There are mainly three types of design patterns in microservices architecture which are :
- Aggregater design pattern
- Proxy design pattern
- circuit design pattern
Aggregater design pattern
Let's start with the definition of a microservice architecture by Martin Fowler
In short, the microservice architectural style is an approach to developing a single application as a suite of small services, each running in its own process and communicating with lightweight mechanisms, often an HTTP resource API.
by : Martin Fowler
As you know, microservice architecture is a combination of multiple independent services and each service have a separate database. And those services would communicate within them by a well-defined interface(REST API). Suppose, when we need a collection data or combine data from multiple services, then we can use the aggregate design pattern.

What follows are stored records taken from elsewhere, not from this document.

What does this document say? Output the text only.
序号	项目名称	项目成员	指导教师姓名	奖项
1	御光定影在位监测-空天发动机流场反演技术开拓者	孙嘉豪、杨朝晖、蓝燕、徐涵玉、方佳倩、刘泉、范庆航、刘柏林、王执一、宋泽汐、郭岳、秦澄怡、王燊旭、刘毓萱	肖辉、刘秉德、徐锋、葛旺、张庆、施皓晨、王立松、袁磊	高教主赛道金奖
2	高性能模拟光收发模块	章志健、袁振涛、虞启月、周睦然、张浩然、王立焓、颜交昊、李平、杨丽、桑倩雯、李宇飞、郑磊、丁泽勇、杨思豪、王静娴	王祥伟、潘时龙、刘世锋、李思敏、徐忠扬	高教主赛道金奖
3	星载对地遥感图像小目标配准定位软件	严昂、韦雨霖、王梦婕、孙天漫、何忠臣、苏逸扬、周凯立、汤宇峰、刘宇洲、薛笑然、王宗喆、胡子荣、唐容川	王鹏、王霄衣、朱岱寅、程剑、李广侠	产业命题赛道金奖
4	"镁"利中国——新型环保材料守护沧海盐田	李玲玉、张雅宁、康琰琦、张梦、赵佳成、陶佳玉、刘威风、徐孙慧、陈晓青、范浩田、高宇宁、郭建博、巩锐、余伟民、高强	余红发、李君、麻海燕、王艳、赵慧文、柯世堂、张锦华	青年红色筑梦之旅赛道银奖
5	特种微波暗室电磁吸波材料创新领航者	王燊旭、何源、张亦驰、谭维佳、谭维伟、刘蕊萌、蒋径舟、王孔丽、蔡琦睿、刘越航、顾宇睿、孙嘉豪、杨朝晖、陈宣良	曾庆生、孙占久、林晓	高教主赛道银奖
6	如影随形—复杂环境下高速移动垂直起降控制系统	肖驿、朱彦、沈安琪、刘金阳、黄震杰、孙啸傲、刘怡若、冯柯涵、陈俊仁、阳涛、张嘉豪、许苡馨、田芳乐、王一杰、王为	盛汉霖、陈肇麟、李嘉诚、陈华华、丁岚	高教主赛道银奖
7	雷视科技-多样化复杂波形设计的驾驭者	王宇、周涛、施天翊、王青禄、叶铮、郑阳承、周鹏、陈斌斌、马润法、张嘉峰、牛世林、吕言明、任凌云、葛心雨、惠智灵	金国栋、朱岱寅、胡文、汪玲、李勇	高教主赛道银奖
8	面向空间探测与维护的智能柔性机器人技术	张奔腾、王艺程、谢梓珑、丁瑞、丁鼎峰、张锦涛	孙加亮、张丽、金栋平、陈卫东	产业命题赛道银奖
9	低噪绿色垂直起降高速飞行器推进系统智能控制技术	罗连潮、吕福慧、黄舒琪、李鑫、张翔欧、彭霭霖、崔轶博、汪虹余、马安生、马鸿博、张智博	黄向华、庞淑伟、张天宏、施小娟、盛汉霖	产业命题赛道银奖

The aggregate design pattern seems like the web application that retrieves data from multiple services and displays the data on a single web page after some logic process.
Aggregator Microservice collects pieces of data from various microservices and returns an aggregate for processing.
The aggregation is achieved mainly in three ways.
- Scatter Gather/Parallel Aggregation pattern
- Chained pattern
- Branch pattern
To understand this stuff, let's go with the Airline system.
Assume that, we are going to develop a system for Airline service in Microservice Architecture and Imagine you have to develop 4 services as follows,
· service A : Passenger Information
· service B : Pilot Information
· service C : Invoice and billing Information
· service D : Timetable Information
Moreover, you have systems named passenger management system and travel management system for these 4 services.
- Scatter Gather/Parallel Aggregation pattern
When the Travel management service needs service /data from the Pilot service and the timetable service, In parallel aggregation, the response comes from both services parallelly and provides a combined response to the aggregator service. The Aggregator service is responsible for providing a processed response to the Travel management system.
2. Chained Pattern
What would happen when the Pilot Information service depends on the information/data of the TimeTable service? For example, to check the availablily of a pilot at a particular time. In this case, we can not get a response from those two services parallelly.
Here, we must invoke the timetable information and get a unique time then pass it to the Pilot service and return the available pilot for the given time.
Branch Pattern
Branch patter is an associate of the parallel and the chained pattern. suppose a new requirement, The travel management system needs the service from the Pilot Information service, TimeTable service and the passenger service. As the Timetable service depends on the pilot information, the response can be returned from a chain pattern and its response and other service passengers information will be invoked in a parallel pattern and provides the response into a new aggregated service.